• Paying price for lack of character
    December 08,2013

    Five years ago I gave a speech in which I accused the CEO and directors of one of America’s greatest companies of mismanagement and greed so severe that they brought the firm to its knees.

    The occasion was the final shareholders meeting of Merrill Lynch, which ended with the company’s acquisition by Bank of America. For me, as well as the many other former company executives present, it was akin to a wake as we said goodbye not just to a company, but to a company that, in the words of former SEC Chairman Arthur Levitt, had a soul.

    I told the shareholders that the firm’s downfall was caused by the failure of CEO Stanley O’Neal to follow the leadership principles of his predecessors and the failure of the board of directors to properly oversee the company.

    In the years from 2001 to 2007, O’Neal stripped from Merrill Lynch thousands of years of executive experience, downsized so aggressively that future growth was curtailed, consciously moved to change a successful corporate culture, ignored Merrill’s long-standing principles, and incurred huge leverage in order to generate short-term profitability.

    To be sure, I was angry and my words were harsh. But it was considered, controlled indignation — and nothing has happened since to make me change or regret what I said. Indeed, over the ensuing years a larger thought has crystallized: While it is a truism that competence is an indispensable quality in a business leader, too often we lose sight of the other critical ingredient, character.

    I knew every leader of Merrill Lynch, beginning with Charles E. Merrill and my father, Winthrop H. Smith Sr., and I had the privilege of working there for nearly three decades.

    Charlie Merrill guided his firm through the crash of 1929, Don Regan led Merrill Lynch through the terrible years in the early 1970s, and Bill Schreyer and Dan Tully successfully steered their firm through the crash of 1987. They each had their unique leadership styles and experienced new and different challenges, but what they had in common was character.

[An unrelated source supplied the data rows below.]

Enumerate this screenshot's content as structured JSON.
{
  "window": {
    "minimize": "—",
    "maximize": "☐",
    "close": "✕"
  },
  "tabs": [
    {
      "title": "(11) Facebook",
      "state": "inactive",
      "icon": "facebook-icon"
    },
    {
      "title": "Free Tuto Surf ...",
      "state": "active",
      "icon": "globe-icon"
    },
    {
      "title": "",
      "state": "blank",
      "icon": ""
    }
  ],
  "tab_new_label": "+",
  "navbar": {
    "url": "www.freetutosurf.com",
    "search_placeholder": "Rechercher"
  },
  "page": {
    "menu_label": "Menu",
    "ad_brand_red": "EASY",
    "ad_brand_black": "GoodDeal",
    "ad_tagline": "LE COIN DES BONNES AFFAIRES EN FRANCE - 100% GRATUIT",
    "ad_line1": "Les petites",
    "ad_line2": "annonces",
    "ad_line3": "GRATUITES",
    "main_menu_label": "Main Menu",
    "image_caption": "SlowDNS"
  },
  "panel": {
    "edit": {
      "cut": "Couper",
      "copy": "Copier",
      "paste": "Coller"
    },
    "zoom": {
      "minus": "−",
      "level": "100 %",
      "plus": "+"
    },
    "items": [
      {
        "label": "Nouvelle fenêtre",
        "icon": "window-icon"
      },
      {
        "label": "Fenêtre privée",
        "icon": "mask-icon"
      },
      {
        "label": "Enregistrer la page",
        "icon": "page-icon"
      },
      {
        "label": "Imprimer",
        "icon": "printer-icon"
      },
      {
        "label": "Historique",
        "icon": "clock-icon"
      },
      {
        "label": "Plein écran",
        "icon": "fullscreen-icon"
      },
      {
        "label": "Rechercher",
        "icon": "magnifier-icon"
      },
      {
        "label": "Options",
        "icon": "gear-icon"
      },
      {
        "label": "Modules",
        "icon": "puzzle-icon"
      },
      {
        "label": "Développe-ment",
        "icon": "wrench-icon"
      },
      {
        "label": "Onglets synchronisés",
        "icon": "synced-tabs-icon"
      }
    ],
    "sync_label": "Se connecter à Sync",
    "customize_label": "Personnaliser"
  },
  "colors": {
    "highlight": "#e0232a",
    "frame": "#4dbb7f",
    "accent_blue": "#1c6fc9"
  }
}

    This was manifested by a respect for and adherence to the Principles — that core set of values established by Charlie Merrill and my father when they set out to “bring Wall Street to Main Street” in 1940. The first principle was: “Our customer’s interest must come first. Upon our ability to satisfy him rests our chance to succeed.” This was a radical departure from the prevailing attitudes on Wall Street at the time.

    Later the Principles were condensed into five and were displayed prominently in every Merrill Lynch office throughout the world. In our foreign offices, they were written in the local language. And they were etched in the concrete of our headquarters in New York: client focus, respect for the individual, teamwork, responsible citizenship, integrity.

    O’Neal and his board of directors abandoned these Principles in 2001, and that’s when I decided to leave the firm. Over the next few years, the company’s bottom line grew stronger, but I knew that without the guiding Principles, the future was grim. And in 2008 I witnessed the collapse of our great firm, the demise of other Wall Street icons, and the ensuing distrust that Main Street had for the financial sector. I was saddened and angry that an industry so crucial to a healthy global economy was hijacked by a group of selfish rogues who were only interested in self-enrichment and lacked the moral compass of their predecessors at Merrill.

    Bank of America had to step in to save Merrill Lynch from going the way of Lehman Brothers and Bear Stearns. The corporate and institutional businesses are now integrated with the bank, but the private wealth management still functions under the brand of Merrill Lynch, Pierce, Fenner & Smith Inc. It is encouraging to see its leaders once again embracing the Principles. It makes me bullish on their prospects as Merrill Lynch turns 100 years old on Jan. 6, 2014.

    Nevertheless, it seems to me that character is too often overlooked in the selection of corporate leaders. Great leaders are not bullies. They need to make the tough and courageous decisions, but they also need to make sure that they receive both the affection and the respect of those they are leading. Boards of directors must make sure that CEOs are motivated for the longer term and are creating a sustainable strategy rather than merely focusing on short-term profits. And they must understand the importance of creating and maintaining the correct corporate culture.

    Winthrop H. Smith Jr. is a former Merrill Lynch executive and author of the book “Catching Lightning in a Bottle: How Merrill Lynch Revolutionized the Financial World.” He is owner and operator of Sugarbush Resort.